Partnering with carriers that demonstrate both underwriting acumen and claims expertise is essential. Strong operational oversight, thorough submission preparation and proactive mitigation strategies remain key to securing sustainable coverage in the current healthcare insurance market.

Be on the lookout

  • New capacity entrants may offer reduced pricing or limits, but these terms are unlikely to be sustainable due to rising loss costs.
  • Partner with long-term carriers that offer both underwriting expertise and reliable claims handling for pricing stability.
  • Emphasize strong risk management and complete submissions to maintain favorable terms and control overall costs.

Market dynamics

Regulatory & litigation trends

Healthcare insurance continues to face complex regulatory and litigation pressures, particularly in jurisdictions such as California, New York, Pennsylvania and Florida. Reviver statutes and the expansion of lookback periods for abuse claims have increased potential liabilities for older incidents. Third-party litigation funding is also influencing claim severity and settlement values, driving higher pricing and more restrictive terms. Tort reform efforts, such as recent legislation in Georgia, may provide some relief, though results are still too early to assess.

Technology & AI

Telehealth, remote counseling and other technology-driven services are expanding exposure profiles for healthcare insurers. These innovations bring unique risks, including supervision gaps, cyber vulnerabilities and coverage questions regarding standards of care. Life sciences exposures tied to AI diagnostics, data privacy and direct-to-consumer health technology also require tailored underwriting and careful risk evaluation.

Insurers are paying close attention to how companies validate and monitor AI systems, ensuring proper oversight and compliance to mitigate liability exposures.

AI is increasingly used in many healthcare sectors, from diagnostics to drug development and clinical trial analysis. While these tools can improve efficiency, there is a growing risk that AI could misinterpret or generate inaccurate data during clinical trials, potentially leading to flawed results or regulatory complications. Insurers are paying close attention to how companies validate and monitor AI systems, ensuring proper oversight and compliance to mitigate liability exposures.

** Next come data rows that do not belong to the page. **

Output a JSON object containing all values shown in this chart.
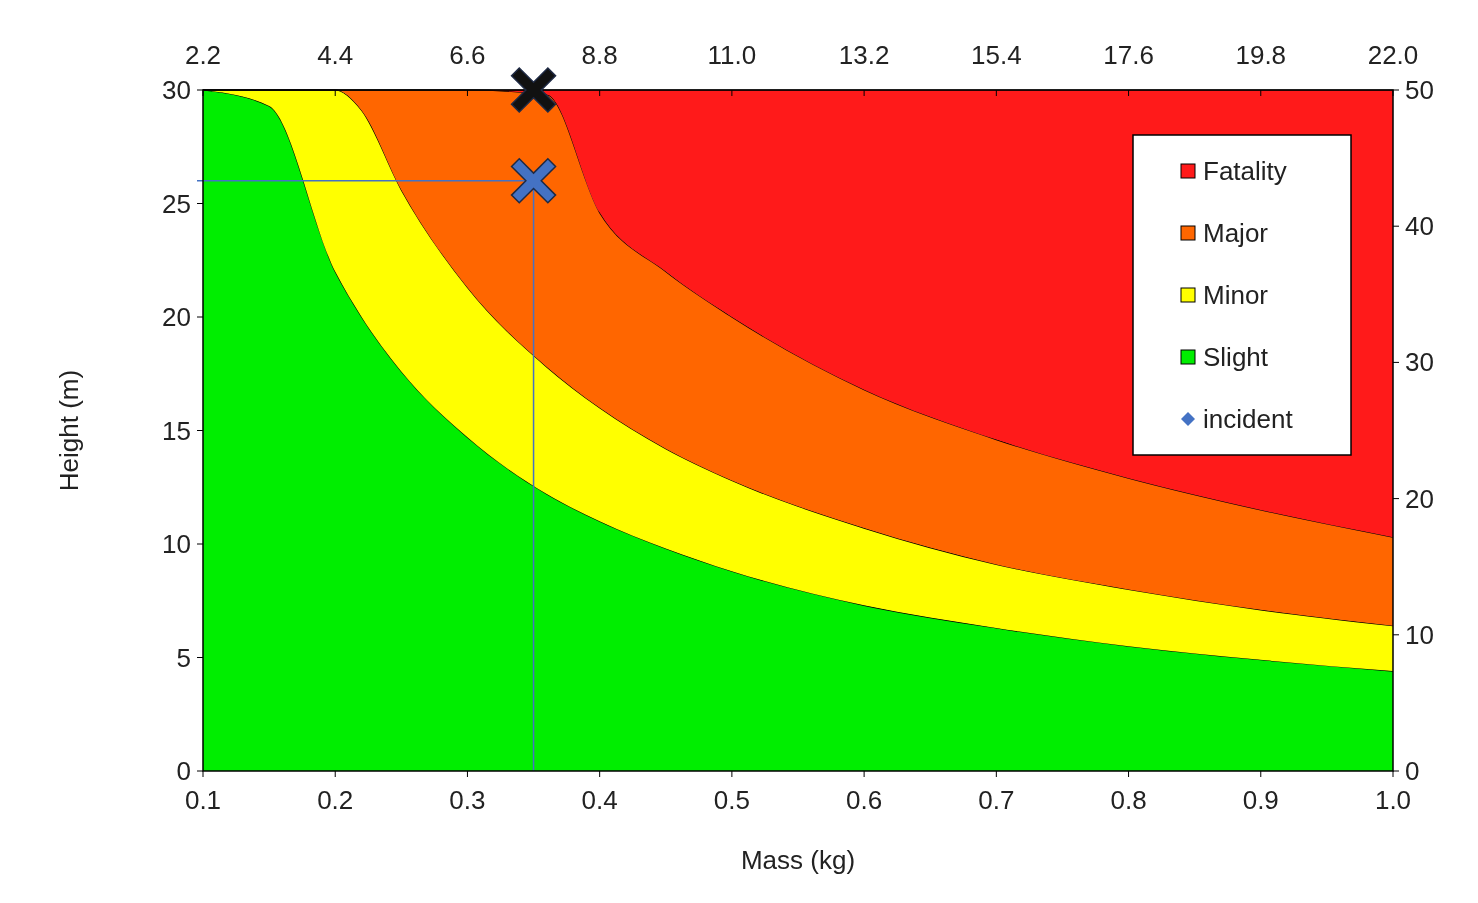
{
  "chart_data": {
    "type": "area",
    "stacked": true,
    "xlabel": "Mass (kg)",
    "ylabel": "Height (m)",
    "x": [
      0.1,
      0.15,
      0.2,
      0.22,
      0.25,
      0.3,
      0.36,
      0.4,
      0.45,
      0.5,
      0.6,
      0.7,
      0.8,
      0.9,
      1.0
    ],
    "series": [
      {
        "name": "Slight",
        "color": "#00ee00",
        "values": [
          30,
          29.3,
          22,
          20,
          17.6,
          14.7,
          12.2,
          11,
          9.8,
          8.8,
          7.3,
          6.3,
          5.5,
          4.9,
          4.4
        ]
      },
      {
        "name": "Minor",
        "color": "#ffff00",
        "values": [
          0,
          0.7,
          8,
          9.1,
          8,
          6.6,
          5.6,
          5,
          4.4,
          4,
          3.4,
          2.8,
          2.5,
          2.2,
          2
        ]
      },
      {
        "name": "Major",
        "color": "#ff6600",
        "values": [
          0,
          0,
          0,
          0.9,
          4.4,
          8.7,
          12,
          8.6,
          7.8,
          7.2,
          6.1,
          5.5,
          4.9,
          4.4,
          3.9
        ]
      },
      {
        "name": "Fatality",
        "color": "#ff1a1a",
        "values": [
          0,
          0,
          0,
          0,
          0,
          0,
          0.2,
          5.4,
          8,
          10,
          13.2,
          15.4,
          17.1,
          18.5,
          19.7
        ]
      },
      {
        "type": "scatter",
        "marker": "cross",
        "color": "#111111",
        "x": [
          0.35
        ],
        "values": [
          30
        ]
      },
      {
        "type": "scatter",
        "name": "incident",
        "marker": "cross",
        "color": "#4472c4",
        "x": [
          0.35
        ],
        "values": [
          26
        ]
      }
    ],
    "xlim": [
      0.1,
      1.0
    ],
    "xticks": [
      {
        "value": 0.1,
        "label": "0.1"
      },
      0.2,
      0.3,
      0.4,
      0.5,
      0.6,
      0.7,
      0.8,
      0.9,
      {
        "value": 1.0,
        "label": "1.0"
      }
    ],
    "x2lim": [
      2.2,
      22.0
    ],
    "x2ticks": [
      2.2,
      4.4,
      6.6,
      8.8,
      {
        "value": 11,
        "label": "11.0"
      },
      13.2,
      15.4,
      17.6,
      19.8,
      {
        "value": 22,
        "label": "22.0"
      }
    ],
    "ylim": [
      0,
      30
    ],
    "yticks": [
      0,
      5,
      10,
      15,
      20,
      25,
      30
    ],
    "y2lim": [
      0,
      50
    ],
    "y2ticks": [
      0,
      10,
      20,
      30,
      40,
      50
    ],
    "ref_lines": [
      {
        "axis": "y",
        "value": 26,
        "color": "#4472c4"
      },
      {
        "axis": "x",
        "value": 0.35,
        "color": "#4472c4"
      }
    ],
    "legend": "top right"
  }
}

Strategic renewal approach

Retailers and insureds should adopt proactive strategies in order to adapt to the current market, including:

  • Early engagement with brokers to set realistic expectations around pricing and coverage.
  • Strong, complete submissions including detailed loss runs, staffing information and exposure breakdowns.
  • Proactive negotiation of coverage nuances such as abuse/molestation limits, broader employee definitions, incident-sensitive triggers and defense outside the limits.
  • Consideration of layered excess structures to maximize capacity and manage retention trade-offs.
  • Demonstration of risk management programs, including staff training, abuse-prevention protocols and incident reporting.

London

London markets continue to face similar pressures as domestic markets, with rising claims and social inflation driving pricing, attachment points and coverage terms. Sexual abuse and molestation claims have reached new highs, prompting London carriers to actively manage SAM limits and explore standalone solutions. London remains supportive of allied healthcare, long-term care and hospital programs, especially for large or hard-to-place risks, though correctional healthcare and social services exposures remain challenging. Full submissions with detailed claims histories and risk management protocols are essential to securing favorable terms in London.

Be on the Lookout

  • Continued reduction in capacity for excess and SAM coverage across human services and senior care.
  • Increased pricing pressures for vulnerable populations and high-severity classes.
  • Heightened scrutiny in jurisdictions with strong litigation trends or expanded statutes of limitation.
  • Proactive risk management and documentation of mitigation measures are critical to negotiate favorable terms.
  • Emerging technology and telehealth exposures require careful review for coverage and cyber risk considerations.